Article de presse

Droits d’auteur : la Commission suggère une législation européenne sur la gouvernance des sociétés de gestion collective


Une initiative législative communautaire est fortement souhaitable en ce qui concerne la gestion collective des droits et notamment la bonne gouvernance des sociétés de gestion. C’est l’une des conclusions principales d’une communication publiée par la Commission européenne, qui fait suite à une analyse approfondie de toutes les questions liées à la gestion du droit d’auteur et des droits voisins. La Commission lance d’ailleurs sans délai une consultation supplémentaire sur les éléments possibles d’un tel projet de législation. . Parmi les autres conclusions de la communication, l’émergence des « Digital Rights Management » (DRM) nécessite au préalable leur interopérabilité ainsi que leur acceptation par l’ensemble des parties prenantes, y compris les consommateurs. Enfin, la Communication expose certaines options pour améliorer la situation relative au développement des licences communautaires pour l’exploitation des droits La communication est basée sur les conclusions du processus de consultation mené sur ces questions et qui a eu notamment pour cadre l’émergence de la société de l’information. Selon une étude commandée par la Commission en 2003, l’exploitation du droit d’auteur représente plus de 5.3% du PIB communautaire.

La notion de « gestion des droits » se réfère à la façon dont le droit d’auteur et les droits voisins sont commercialisés. La gestion des droits peut être faite de manière individuelle par l’ayant droit lui-même ou de manière collective par une société de gestion, qui agit alors en tant que mandataire.

Le Commissaire chargé du marché intérieur Frits Bolkestein, a déclaré : « il faut faciliter la commercialisation des droits de propriété intellectuelle pour parvenir à un véritable marché intérieur dans ce domaine. Les ayants droit et les utilisateurs commerciaux doivent bénéficier d’une gestion saine et moderne de ces droits. C’est pourquoi, la gestion des droits est une question qui ne peut plus rester sans action au niveau européen.».

Dans sa communication, la Commission constate que le marché intérieur est devenu dans une large part le cadre pour la gestion et l’utilisation du droit d’auteur et des droits voisins : alors que l’environnement numérique permet par définition une exploitation transfrontière des droits, l’octroi de licences pour une exploitation analogique prend également – et de plus en plus – une dimension transfrontière. Par ailleurs, l’acquis communautaire en ce qui concerne les droits de propriété intellectuelle ‘stricto sensu‘ est désormais solide et repose sur sept directives d’harmonisation.

Dans ces conditions, une gestion des droits efficace est requise pour assurer le bon fonctionnement du marché intérieur dans ce domaine. De plus, il faut s’assurer que la gestion des droits s’adapte aux situations nouvelles, comme la demande croissante de licence communautaire pour l’utilisation de certains droits et assure un équilibre entre d’une part, la nécessaire protection et rétribution des auteurs et des artistes et d’autre part, les demandes des utilisateurs commerciaux.

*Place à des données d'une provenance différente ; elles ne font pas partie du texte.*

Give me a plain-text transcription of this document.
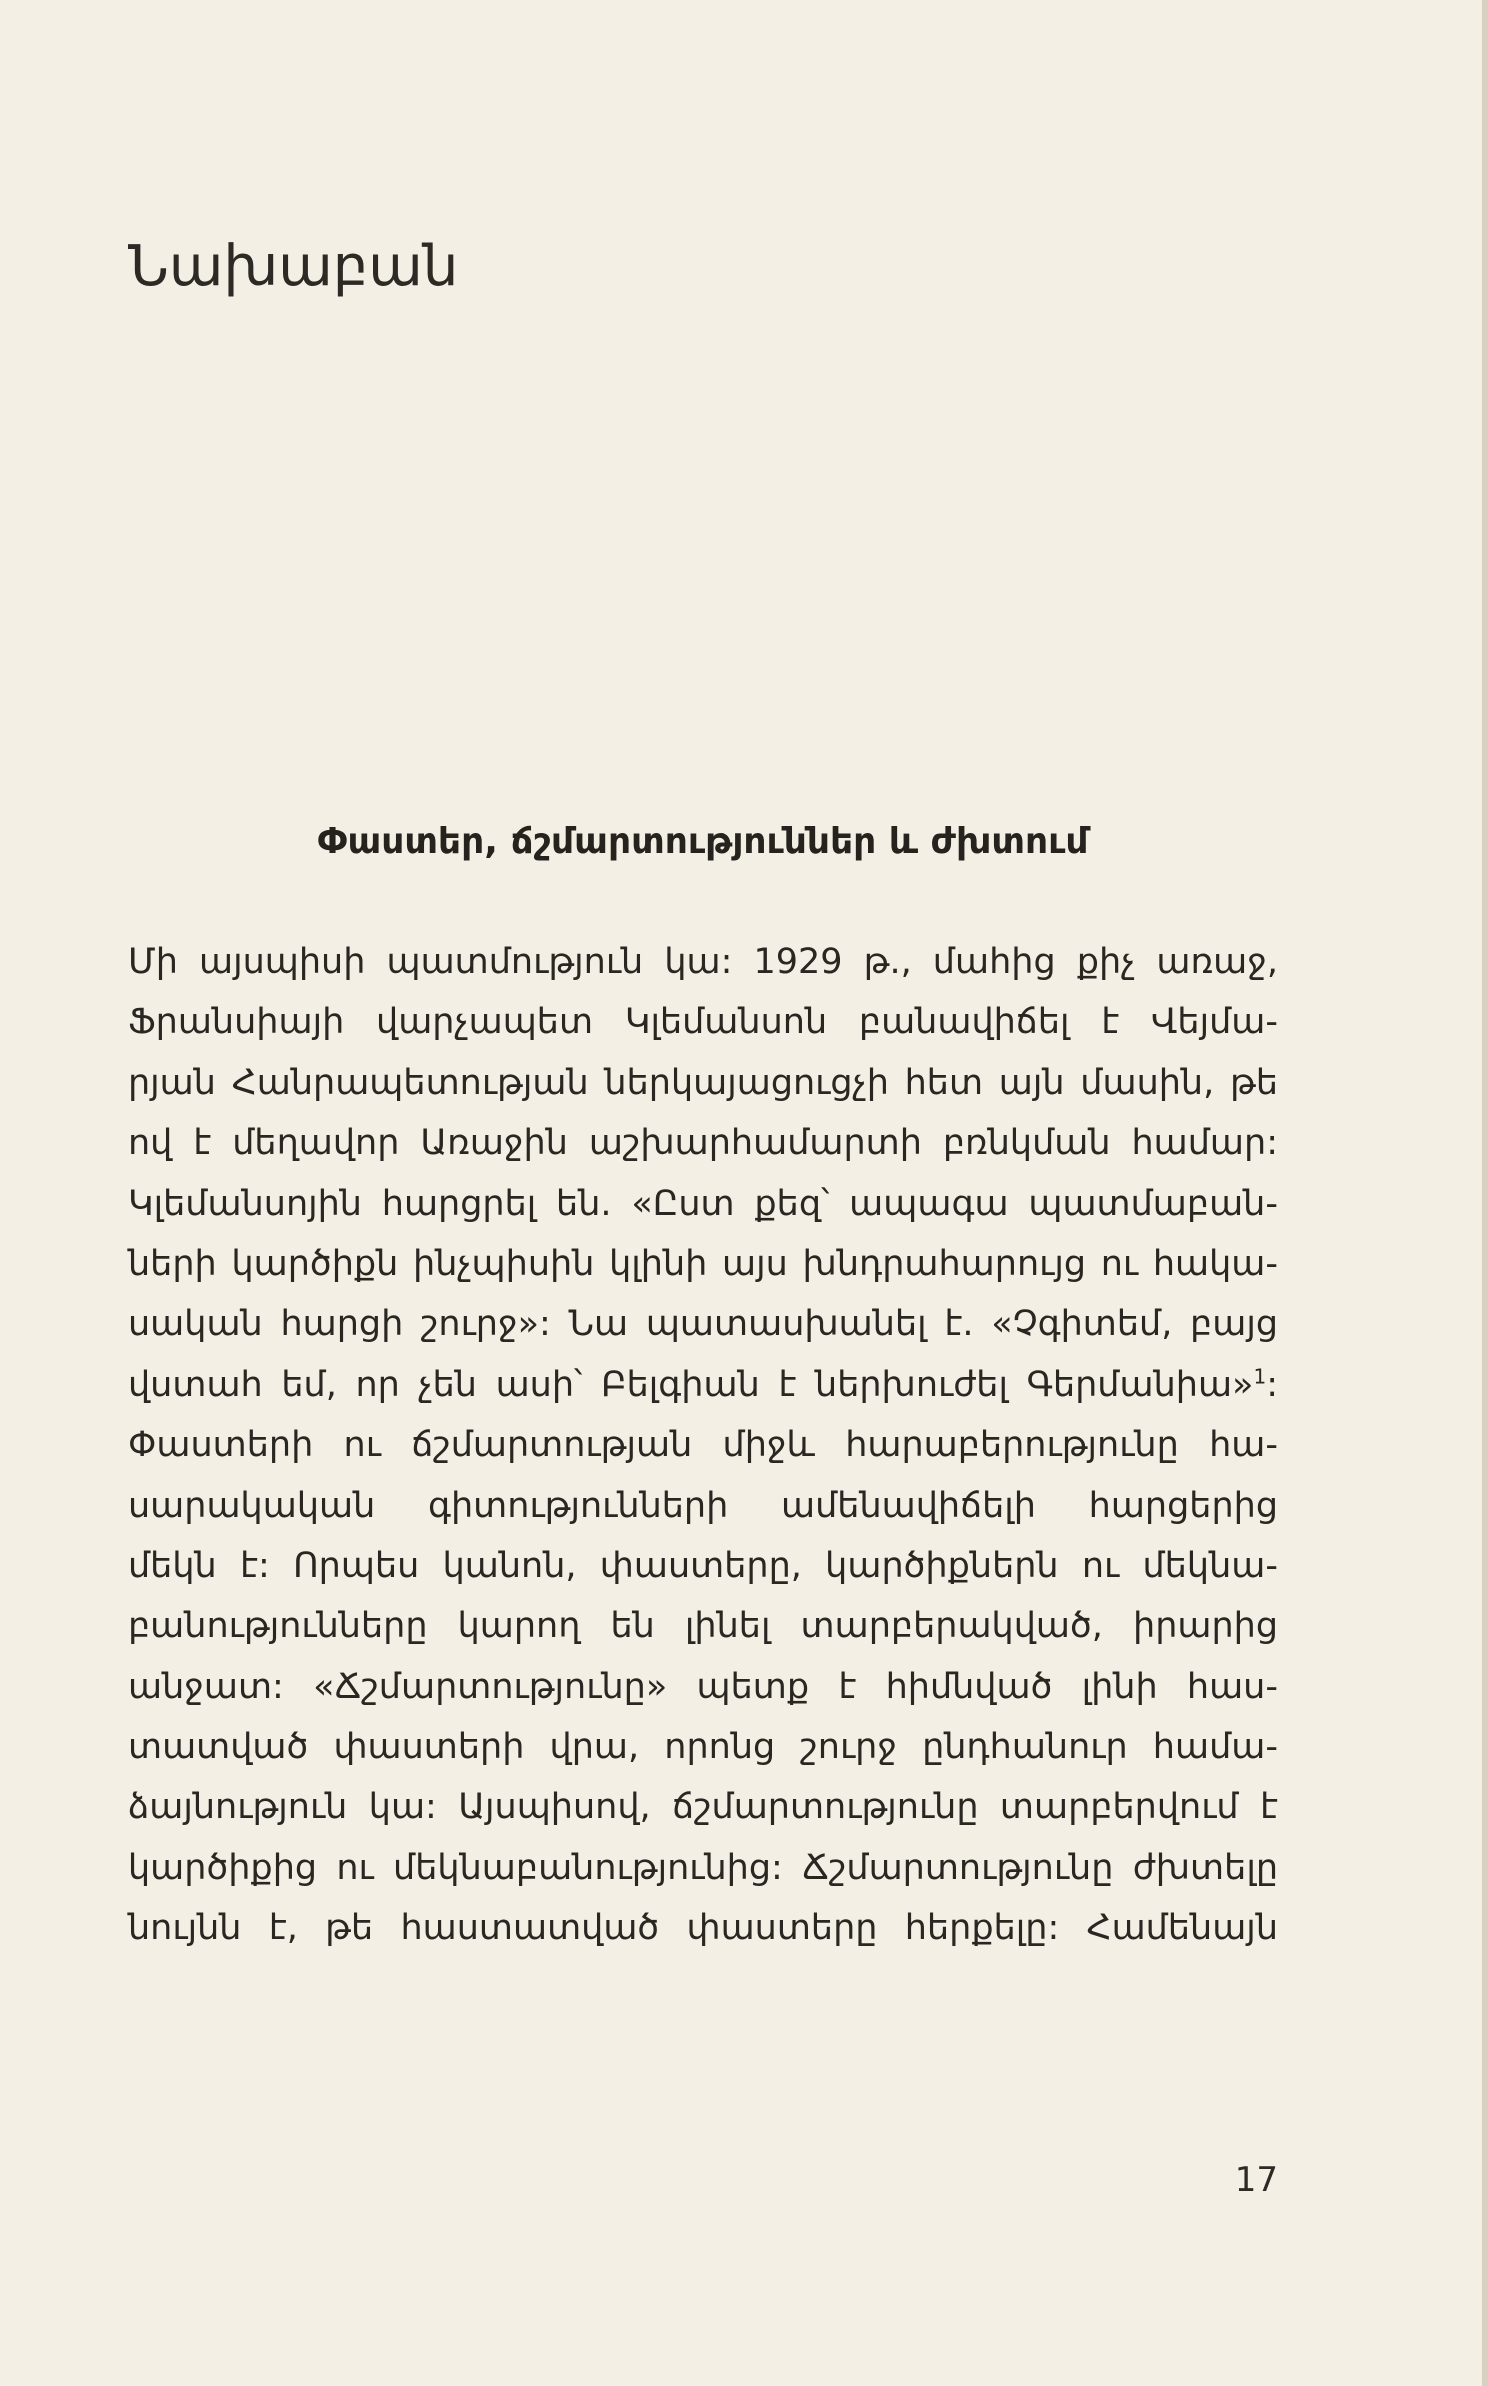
Նախաբան
Փաստեր, ճշմարտություններ և ժխտում
Մի այսպիսի պատմություն կա: 1929 թ., մահից քիչ առաջ,
Ֆրանսիայի վարչապետ Կլեմանսոն բանավիճել է Վեյմա-
րյան Հանրապետության ներկայացուցչի հետ այն մասին, թե
ով է մեղավոր Առաջին աշխարհամարտի բռնկման համար:
Կլեմանսոյին հարցրել են. «Ըստ քեզ՝ ապագա պատմաբան-
ների կարծիքն ինչպիսին կլինի այս խնդրահարույց ու հակա-
սական հարցի շուրջ»: Նա պատասխանել է. «Չգիտեմ, բայց
վստահ եմ, որ չեն ասի՝ Բելգիան է ներխուժել Գերմանիա»$^1$:
Փաստերի ու ճշմարտության միջև հարաբերությունը հա-
սարակական գիտությունների ամենավիճելի հարցերից
մեկն է: Որպես կանոն, փաստերը, կարծիքներն ու մեկնա-
բանությունները կարող են լինել տարբերակված, իրարից
անջատ: «Ճշմարտությունը» պետք է հիմնված լինի հաս-
տատված փաստերի վրա, որոնց շուրջ ընդհանուր համա-
ձայնություն կա: Այսպիսով, ճշմարտությունը տարբերվում է
կարծիքից ու մեկնաբանությունից: Ճշմարտությունը ժխտելը
նույնն է, թե հաստատված փաստերը հերքելը: Համենայն
17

Partant de ces besoins et du résultat du processus de consultation entamé en 1995, la Commission tire quatre conclusions principales :

  • Un marché intérieur de la gestion collective sera davantage établi si un cadre législatif sur la bonne gouvernance des sociétés de gestion est mis en place au niveau communautaire. Ce cadre concernerait les questions touchant à l’établissement et au statut des sociétés de gestion collective, aux relations entre ces dernières avec les ayants droit et avec les utilisateurs commerciaux et enfin à leur contrôle externe. Il permettrait d’assurer la transparence des sociétés de gestion collective et la bonne exploitation de l’acquis communautaire dans le domaine de la propriété intellectuelle. Il favoriserait l’émergence des licences communautaires pour l’exploitation des droits. A cet égard, la Communication fait écho au rapport du Parlement européen du 15 janvier 2004 sur les sociétés de gestion collective.
  • La gestion individuelle ne nécessite pas, pour le moment, une action au niveau communautaire.
  • L’émergence des Digital Rights Management systems (DRM systems) soulève de nombreuses attentes, mais un préalable nécessaire à leur développement est leur interopérabilité et leur acceptation par toutes les parties prenantes, y compris les consommateurs.
  • En ce qui concerne la demande croissante de licences communautaires pour l’exploitation de certains droits, la Commission expose dans la communication certaines options pour améliorer la situation. La réponse à cette demande devrait en principe être guidée par le marché, mais pourrait être soutenue par des règles communes sur la gestion collective des droits et la bonne gouvernance des sociétés de gestion.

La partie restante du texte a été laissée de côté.